Drewermann veut refonder la foi sur les images inconscientes de Jung, sur les programmes du diencéphale, sur l’imprégnation et l’apprentissage programmé. Pour lui, « la véritable tâche de la religion c’est l’indispensable intégration de l’émotionnalité [gasp !] et de la rationalité », en établissant « une relation entre les fonctions des hémisphères et celle du diencéphale » p.257. C’est le projet de tout humanisme, et même probablement la façon pour l’être humain d’être adulte : nul besoin de Dieu dans ce processus. Drewermann ajoute, ingénu : « Nous avons l’urgent besoin d’une culture : poésie, religion, imagination, qui nous aiderait à mettre un terme à la fois au formalisme d’un savoir scientifique dominateur et au fétichisme conceptuel du dogmatisme de l’Eglise » p.259. Une fois dégonflé ce vocabulaire pédant, traduit en direct de l’allemand, il ne reste que l’aspiration éternelle au savoir maîtrisé, en bref à la civilisation – avec pour les plus faibles un nouvel opium du peuple à vision pédagogique et consolatrice.

Contre la religion de l’angoisse, clame l’auteur, reprenons le combat dont Jésus donne l’exemple. Les concepts de psychose, névrose, schizophrénie, archétype, sont appelés en renfort du raisonnement, un brin lourdement. Le bouddhisme est évacué trop vite comme « détachement » du monde et surtout du « moi », ce qui nierait « la personne ». Cette précieuse petite personne Eugen Drewermann, comme tout catholique, en reste fétichiste. La raison grecque et sa culture de lucidité est à peine évoquée (pages 319 et 320). Pourtant, eux ne croyaient pas à la Providence. Pour Épicure, « ce grand Grec, la sagesse et la véritable intelligence des choses constituaient des formes authentiques et justes de vénération du divin ». Les dieux ne sont que des reflets humains et je souscris à cela : qu’est-il besoin de Dieu ? Drewermann expliquant Épicure : « Seul un être humain dont la conscience est devenue claire jusqu’au fond, n’a plus besoin, se fuyant lui-même, de projeter des pans entiers de son propre psychisme dans le monde transcendant des dieux célestes ou de la métaphysique ». La critique est exemplaire mais l’auteur se contente de la plaquer sans conséquences pratiques sur son discours.

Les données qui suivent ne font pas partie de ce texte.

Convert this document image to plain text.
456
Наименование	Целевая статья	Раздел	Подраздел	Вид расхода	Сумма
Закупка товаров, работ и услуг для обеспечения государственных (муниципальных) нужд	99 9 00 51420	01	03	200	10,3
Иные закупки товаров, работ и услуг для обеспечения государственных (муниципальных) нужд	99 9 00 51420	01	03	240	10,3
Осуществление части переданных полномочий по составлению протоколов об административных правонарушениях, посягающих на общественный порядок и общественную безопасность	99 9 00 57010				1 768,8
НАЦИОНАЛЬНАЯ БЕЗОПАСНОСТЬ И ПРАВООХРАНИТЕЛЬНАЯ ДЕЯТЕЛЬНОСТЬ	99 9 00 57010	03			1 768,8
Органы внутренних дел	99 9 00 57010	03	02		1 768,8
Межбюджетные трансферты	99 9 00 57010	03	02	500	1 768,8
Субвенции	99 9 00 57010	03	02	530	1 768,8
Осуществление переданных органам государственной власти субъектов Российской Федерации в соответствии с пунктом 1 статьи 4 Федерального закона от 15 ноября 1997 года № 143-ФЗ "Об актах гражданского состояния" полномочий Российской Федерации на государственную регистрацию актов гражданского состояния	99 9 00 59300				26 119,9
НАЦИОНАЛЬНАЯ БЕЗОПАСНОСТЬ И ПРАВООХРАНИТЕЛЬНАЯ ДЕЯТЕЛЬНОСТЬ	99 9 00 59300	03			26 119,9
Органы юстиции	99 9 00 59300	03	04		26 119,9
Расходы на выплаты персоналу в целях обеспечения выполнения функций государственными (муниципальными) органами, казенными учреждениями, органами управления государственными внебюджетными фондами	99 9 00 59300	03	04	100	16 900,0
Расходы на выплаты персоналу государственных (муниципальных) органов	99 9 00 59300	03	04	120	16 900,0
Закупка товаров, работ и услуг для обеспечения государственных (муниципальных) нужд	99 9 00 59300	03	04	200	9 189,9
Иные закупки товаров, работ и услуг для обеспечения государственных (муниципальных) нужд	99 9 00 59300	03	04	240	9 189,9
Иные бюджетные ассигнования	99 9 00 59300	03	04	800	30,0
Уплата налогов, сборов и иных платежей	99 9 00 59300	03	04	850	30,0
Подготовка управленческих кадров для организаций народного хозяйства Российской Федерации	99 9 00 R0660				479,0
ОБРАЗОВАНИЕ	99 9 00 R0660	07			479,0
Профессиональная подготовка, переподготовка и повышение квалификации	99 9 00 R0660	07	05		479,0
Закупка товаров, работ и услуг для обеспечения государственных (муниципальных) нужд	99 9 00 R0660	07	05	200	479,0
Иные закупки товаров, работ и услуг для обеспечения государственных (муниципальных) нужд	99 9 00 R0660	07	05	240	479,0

À ce moment, tout est dit, mais il en remet une couche de 180 pages d’une logorrhée souvent pénible (par exemple le chapitre intitulé Les champs symboliques du sentiment de sécurité). Eugen Drewermann alors se répand, s’écoute parler, se noie dans l’érudition pesante, sans la lucidité ni le courage de couper ni d’aller à l’essentiel. La lourdeur de son discours est peut-être le signe d’une pensée fumeuse, c’est du moins mon avis. Il désire remplacer le dogmatisme de l’Eglise par la démarche vivante de Jésus : mais que ne le fait-il ! Reste-t-il encore trop englué dans le catholicisme romain, ce névrosé obsessionnel de l’explication psychologique ? Ne sombre-il pas, dans ces 180 dernières pages de plomb, dans ce « crétinisme en psychologie » dont Nietzsche affublait le christianisme en son entier ?

Mais s’il avait été plus clair, aurait-il été entendu ? La presse et l’opinion louangent souvent les érudits pesants parce que la presse et l’opinion ne comprennent pas tout et se sentent admis dans un club d’initiés réservés à une élite. Les snobs ont toujours préféré Hegel à Descartes ou Kant à Montaigne. Les louanges de la presse sur le livre à sa parution en sont un bon symptôme. Ce livre secoue la vénérable poussière accumulée sur le dogme catholique mais il se contente d’entrouvrir une fenêtre. Quant à l’Eglise, elle l’a viré comme hérétique. Depuis la parution, Drewermann s’est enfin intéressé au bouddhisme et a rencontré le Dalaï-lama ; mais il reste englué dans la bonne vieille psychanalyse freudienne : ne remplace-t-il pas un dogme par un autre ?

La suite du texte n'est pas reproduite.